E eu, que fui pra passar uma semana, fiquei um mês. Curitiba é uma cidade linda! Limpa, organizada e... FRIA! Nem vou contar a quantidade de roupas que vestíamos. rs! Sempre que eu falava que era da Bahia, vinha algo do tipo... "- Tá com frio, baiana???". Não... 'magina!!! hahaahahahahahahahah! Eu já estava tão habituada que nem sabia se queria voltar pra casa. Queria mesmo era ficar com João.


Sim... João teve alta do hospital dia 28/08, mas ainda retorna todas as manhãs pra tomar medicação. Continuamos torcendo pra que ele volte logo pra casa!!! Dia 29/08 a equipe do andar fez uma festinha pra comemorar os onze meses dele. Com direito a bolo, chapeuzinho, muitas bolas e guloseimas deliciosas (eu acho, porque não comi. rs!).


A festinha de 11 meses de João, mas quem apagou a vela foi Luquinhas! rs!


Avaliando tudo, sei o quanto foi gratificante ter ido. Nada do que eu conte vai descrever realmente o que senti e o que vi. Quando eu achava que não ia aguentar, vinha um torpedo carinhoso e animador; uma ligação inesperada e calorosa: a certeza de que eu tinha com quem contar. Hoje tenho um outro olhar sobre as pessoas, sobre carinho, desprendimento e amor ao próximo. E espero que eu consiga ser uma pessoa melhor.

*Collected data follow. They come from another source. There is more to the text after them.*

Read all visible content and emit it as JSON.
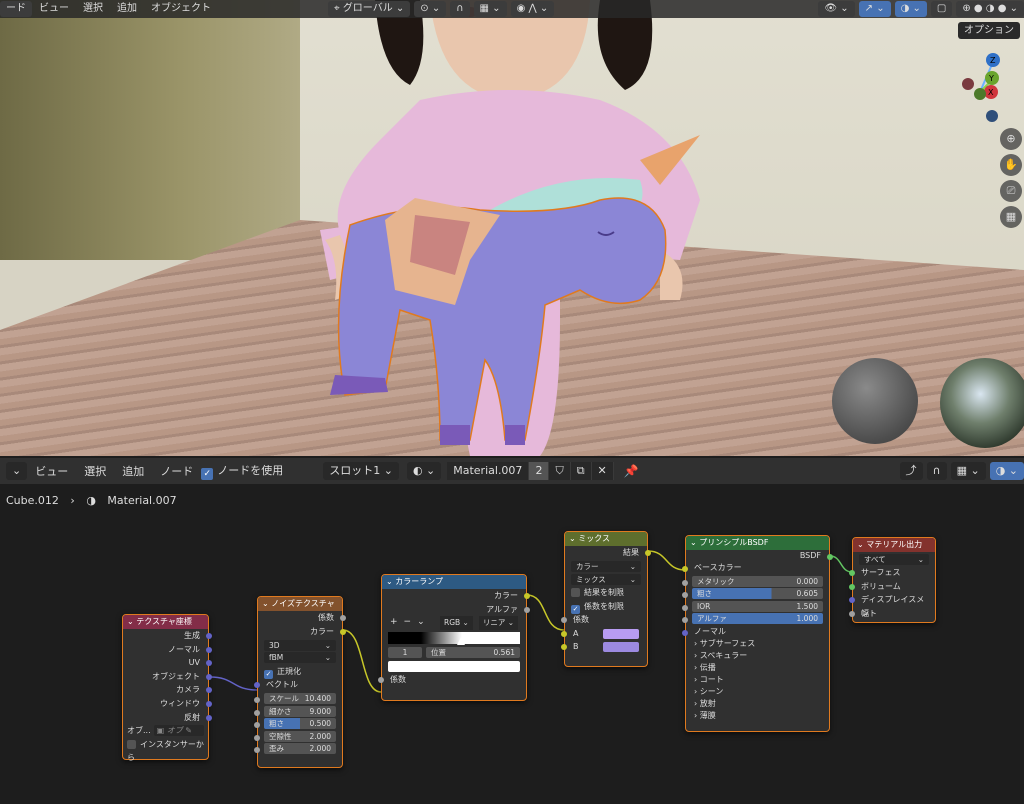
{
  "viewport": {
    "menu": [
      "ード",
      "ビュー",
      "選択",
      "追加",
      "オブジェクト"
    ],
    "transform_orientation": "グローバル",
    "options_button": "オプション",
    "gizmo": {
      "x": "X",
      "y": "Y",
      "z": "Z"
    }
  },
  "node_editor": {
    "menu": [
      "ビュー",
      "選択",
      "追加",
      "ノード"
    ],
    "use_nodes": "ノードを使用",
    "slot": "スロット1",
    "material_name": "Material.007",
    "user_count": "2",
    "breadcrumb": [
      "Cube.012",
      "Material.007"
    ]
  },
  "nodes": {
    "texcoord": {
      "title": "テクスチャ座標",
      "outputs": [
        "生成",
        "ノーマル",
        "UV",
        "オブジェクト",
        "カメラ",
        "ウィンドウ",
        "反射"
      ],
      "object_label": "オブ...",
      "object_placeholder": "オブ",
      "instancer": "インスタンサーから"
    },
    "noise": {
      "title": "ノイズテクスチャ",
      "outputs": [
        "係数",
        "カラー"
      ],
      "dimension": "3D",
      "type": "fBM",
      "normalize": "正規化",
      "vector": "ベクトル",
      "params": [
        {
          "label": "スケール",
          "value": "10.400"
        },
        {
          "label": "細かさ",
          "value": "9.000"
        },
        {
          "label": "粗さ",
          "value": "0.500"
        },
        {
          "label": "空隙性",
          "value": "2.000"
        },
        {
          "label": "歪み",
          "value": "2.000"
        }
      ]
    },
    "colorramp": {
      "title": "カラーランプ",
      "outputs": [
        "カラー",
        "アルファ"
      ],
      "mode": "RGB",
      "interp": "リニア",
      "stop_index": "1",
      "pos_label": "位置",
      "pos_value": "0.561",
      "input": "係数",
      "plus": "+",
      "minus": "−"
    },
    "mix": {
      "title": "ミックス",
      "output": "結果",
      "data_type": "カラー",
      "blend": "ミックス",
      "clamp_result": "結果を制限",
      "clamp_factor": "係数を制限",
      "factor": "係数",
      "a": "A",
      "b": "B",
      "color_a": "#b89cf2",
      "color_b": "#9c8ae0"
    },
    "bsdf": {
      "title": "プリンシプルBSDF",
      "output": "BSDF",
      "base_color": "ベースカラー",
      "params": [
        {
          "label": "メタリック",
          "value": "0.000",
          "fill": 0
        },
        {
          "label": "粗さ",
          "value": "0.605",
          "fill": 0.605
        },
        {
          "label": "IOR",
          "value": "1.500",
          "fill": 0
        },
        {
          "label": "アルファ",
          "value": "1.000",
          "fill": 1
        }
      ],
      "normal": "ノーマル",
      "panels": [
        "サブサーフェス",
        "スペキュラー",
        "伝播",
        "コート",
        "シーン",
        "放射",
        "薄膜"
      ]
    },
    "output": {
      "title": "マテリアル出力",
      "target": "すべて",
      "inputs": [
        "サーフェス",
        "ボリューム",
        "ディスプレイスメント",
        "幅"
      ]
    }
  },
  "colors": {
    "texcoord_header": "#832d48",
    "noise_header": "#83522d",
    "ramp_header": "#2d5a83",
    "mix_header": "#5e6e2d",
    "bsdf_header": "#2d6e3a",
    "output_header": "#83322d",
    "selection": "#e07a1f"
  }
}
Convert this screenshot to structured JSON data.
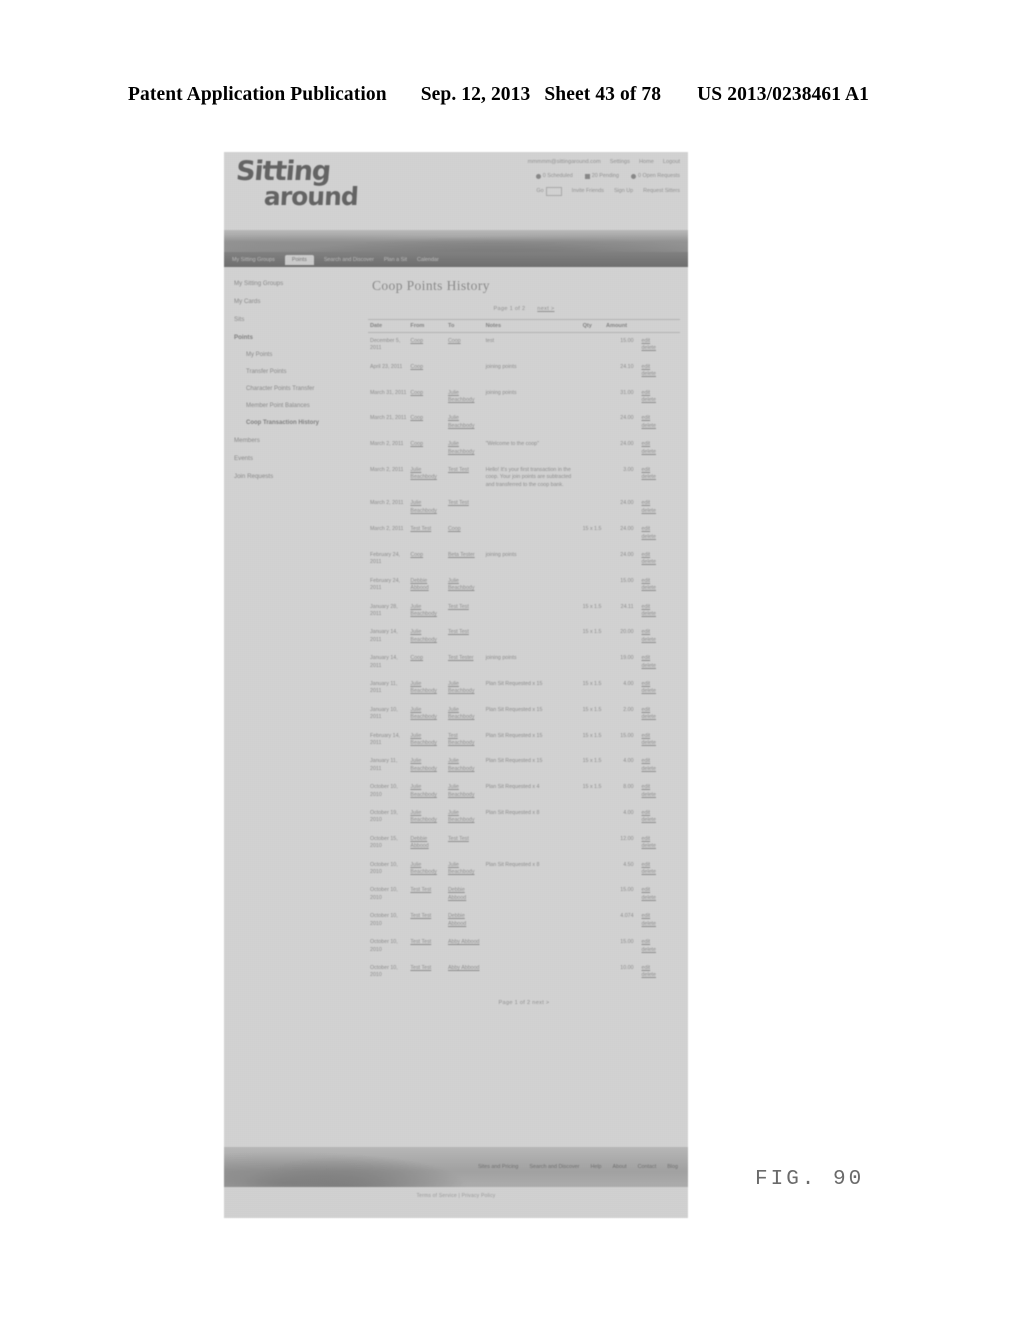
{
  "patent": {
    "publication": "Patent Application Publication",
    "date": "Sep. 12, 2013",
    "sheet": "Sheet 43 of 78",
    "number": "US 2013/0238461 A1",
    "figure": "FIG. 90"
  },
  "site": {
    "logo_line1": "Sitting",
    "logo_line2": "around",
    "account": {
      "email": "mmmmm@sittingaround.com",
      "settings": "Settings",
      "home": "Home",
      "logout": "Logout"
    },
    "status": [
      {
        "icon": "circle-icon",
        "label": "0 Scheduled"
      },
      {
        "icon": "square-icon",
        "label": "20 Pending"
      },
      {
        "icon": "circle-icon",
        "label": "0 Open Requests"
      }
    ],
    "utility": [
      {
        "icon": "search-icon",
        "label": "Go"
      },
      {
        "icon": "none",
        "label": "Invite Friends"
      },
      {
        "icon": "none",
        "label": "Sign Up"
      },
      {
        "icon": "none",
        "label": "Request Sitters"
      }
    ],
    "nav": [
      {
        "label": "My Sitting Groups",
        "active": false
      },
      {
        "label": "Points",
        "active": true
      },
      {
        "label": "Search and Discover",
        "active": false
      },
      {
        "label": "Plan a Sit",
        "active": false
      },
      {
        "label": "Calendar",
        "active": false
      }
    ]
  },
  "sidebar": {
    "items": [
      {
        "label": "My Sitting Groups",
        "bold": false,
        "sub": false
      },
      {
        "label": "My Cards",
        "bold": false,
        "sub": false
      },
      {
        "label": "Sits",
        "bold": false,
        "sub": false
      },
      {
        "label": "Points",
        "bold": true,
        "sub": false
      },
      {
        "label": "My Points",
        "bold": false,
        "sub": true
      },
      {
        "label": "Transfer Points",
        "bold": false,
        "sub": true
      },
      {
        "label": "Character Points Transfer",
        "bold": false,
        "sub": true
      },
      {
        "label": "Member Point Balances",
        "bold": false,
        "sub": true
      },
      {
        "label": "Coop Transaction History",
        "bold": true,
        "sub": true
      },
      {
        "label": "Members",
        "bold": false,
        "sub": false
      },
      {
        "label": "Events",
        "bold": false,
        "sub": false
      },
      {
        "label": "Join Requests",
        "bold": false,
        "sub": false
      }
    ]
  },
  "main": {
    "title": "Coop Points History",
    "pager_top": "Page 1 of 2",
    "pager_top_next": "next >",
    "pager_bottom": "Page 1 of 2",
    "pager_bottom_next": "next >",
    "table": {
      "columns": [
        "Date",
        "From",
        "To",
        "Notes",
        "Qty",
        "Amount",
        ""
      ],
      "action_edit": "edit",
      "action_delete": "delete",
      "rows": [
        {
          "date": "December 5, 2011",
          "from": "Coop",
          "to": "Coop",
          "notes": "test",
          "qty": "",
          "amount": "15.00"
        },
        {
          "date": "April 23, 2011",
          "from": "Coop",
          "to": "",
          "notes": "joining points",
          "qty": "",
          "amount": "24.10"
        },
        {
          "date": "March 31, 2011",
          "from": "Coop",
          "to": "Julie Beachbody",
          "notes": "joining points",
          "qty": "",
          "amount": "31.00"
        },
        {
          "date": "March 21, 2011",
          "from": "Coop",
          "to": "Julie Beachbody",
          "notes": "",
          "qty": "",
          "amount": "24.00"
        },
        {
          "date": "March 2, 2011",
          "from": "Coop",
          "to": "Julie Beachbody",
          "notes": "\"Welcome to the coop\"",
          "qty": "",
          "amount": "24.00"
        },
        {
          "date": "March 2, 2011",
          "from": "Julie Beachbody",
          "to": "Test Test",
          "notes": "Hello! It's your first transaction in the coop. Your join points are subtracted and transferred to the coop bank.",
          "qty": "",
          "amount": "3.00"
        },
        {
          "date": "March 2, 2011",
          "from": "Julie Beachbody",
          "to": "Test Test",
          "notes": "",
          "qty": "",
          "amount": "24.00"
        },
        {
          "date": "March 2, 2011",
          "from": "Test Test",
          "to": "Coop",
          "notes": "",
          "qty": "15 x 1.5",
          "amount": "24.00"
        },
        {
          "date": "February 24, 2011",
          "from": "Coop",
          "to": "Beta Tester",
          "notes": "joining points",
          "qty": "",
          "amount": "24.00"
        },
        {
          "date": "February 24, 2011",
          "from": "Debbie Abbood",
          "to": "Julie Beachbody",
          "notes": "",
          "qty": "",
          "amount": "15.00"
        },
        {
          "date": "January 28, 2011",
          "from": "Julie Beachbody",
          "to": "Test Test",
          "notes": "",
          "qty": "15 x 1.5",
          "amount": "24.11"
        },
        {
          "date": "January 14, 2011",
          "from": "Julie Beachbody",
          "to": "Test Test",
          "notes": "",
          "qty": "15 x 1.5",
          "amount": "20.00"
        },
        {
          "date": "January 14, 2011",
          "from": "Coop",
          "to": "Test Tester",
          "notes": "joining points",
          "qty": "",
          "amount": "19.00"
        },
        {
          "date": "January 11, 2011",
          "from": "Julie Beachbody",
          "to": "Julie Beachbody",
          "notes": "Plan Sit Requested x 15",
          "qty": "15 x 1.5",
          "amount": "4.00"
        },
        {
          "date": "January 10, 2011",
          "from": "Julie Beachbody",
          "to": "Julie Beachbody",
          "notes": "Plan Sit Requested x 15",
          "qty": "15 x 1.5",
          "amount": "2.00"
        },
        {
          "date": "February 14, 2011",
          "from": "Julie Beachbody",
          "to": "Test Beachbody",
          "notes": "Plan Sit Requested x 15",
          "qty": "15 x 1.5",
          "amount": "15.00"
        },
        {
          "date": "January 11, 2011",
          "from": "Julie Beachbody",
          "to": "Julie Beachbody",
          "notes": "Plan Sit Requested x 15",
          "qty": "15 x 1.5",
          "amount": "4.00"
        },
        {
          "date": "October 10, 2010",
          "from": "Julie Beachbody",
          "to": "Julie Beachbody",
          "notes": "Plan Sit Requested x 4",
          "qty": "15 x 1.5",
          "amount": "8.00"
        },
        {
          "date": "October 19, 2010",
          "from": "Julie Beachbody",
          "to": "Julie Beachbody",
          "notes": "Plan Sit Requested x 8",
          "qty": "",
          "amount": "4.00"
        },
        {
          "date": "October 15, 2010",
          "from": "Debbie Abbood",
          "to": "Test Test",
          "notes": "",
          "qty": "",
          "amount": "12.00"
        },
        {
          "date": "October 10, 2010",
          "from": "Julie Beachbody",
          "to": "Julie Beachbody",
          "notes": "Plan Sit Requested x 8",
          "qty": "",
          "amount": "4.50"
        },
        {
          "date": "October 10, 2010",
          "from": "Test Test",
          "to": "Debbie Abbood",
          "notes": "",
          "qty": "",
          "amount": "15.00"
        },
        {
          "date": "October 10, 2010",
          "from": "Test Test",
          "to": "Debbie Abbood",
          "notes": "",
          "qty": "",
          "amount": "4.074"
        },
        {
          "date": "October 10, 2010",
          "from": "Test Test",
          "to": "Abby Abbood",
          "notes": "",
          "qty": "",
          "amount": "15.00"
        },
        {
          "date": "October 10, 2010",
          "from": "Test Test",
          "to": "Abby Abbood",
          "notes": "",
          "qty": "",
          "amount": "10.00"
        }
      ]
    }
  },
  "footer": {
    "links": [
      "Sites and Pricing",
      "Search and Discover",
      "Help",
      "About",
      "Contact",
      "Blog"
    ],
    "copyright": "Terms of Service | Privacy Policy"
  }
}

Obrigada a todos que torceram, que rezaram e vibraram positivamente.
A ajuda e suporte de vocês, amigos, foi fundamental para mim!!

quinta-feira, 14 de agosto de 2008

Podem se preparar...!!!

"Pode ir armando o coreto
E preparando aquele feijão preto
Eu tô voltando.

Põe meia dúzia de Brahma pra gelar
Muda a roupa de cama
Eu tô voltando.

Leva o chinelo pra sala de jantar
Que é lá mesmo que a mala eu vou largar
Quero te abraçar, pode se perfumar
Porque eu tô voltando.

Dá uma geral, faz um bom defumador
Enche a casa de florQue eu tô voltando
Pega uma praia, aproveita, tá calor
Vai pegando uma cor
Que eu tô voltando.

Faz um cabelo bonito pra eu notar
Que eu só quero mesmo é despentear
Quero te agarrar
Pode se preparar porque eu tô voltando.

Põe pra tocar na vitrola aquele som
Estréia uma camisola
Eu tô voltandoDá folga pra empregada
Manda a criançada pra casa da avó
Que eu to voltando.

Diz que eu só volto amanhã se alguém chamar
Telefone não deixa nem tocar
Quero lá, lá, lá, ia, porque eu to voltando!"




Tô voltando pra minha cidade, minha casa, meu mundo, meus queridos, meus amores e MINHA NADA MOLE VIDA!!!!!

Ebaaaaaaaaaaaaaaaaaaaaaaaaaaaaaaaaaa!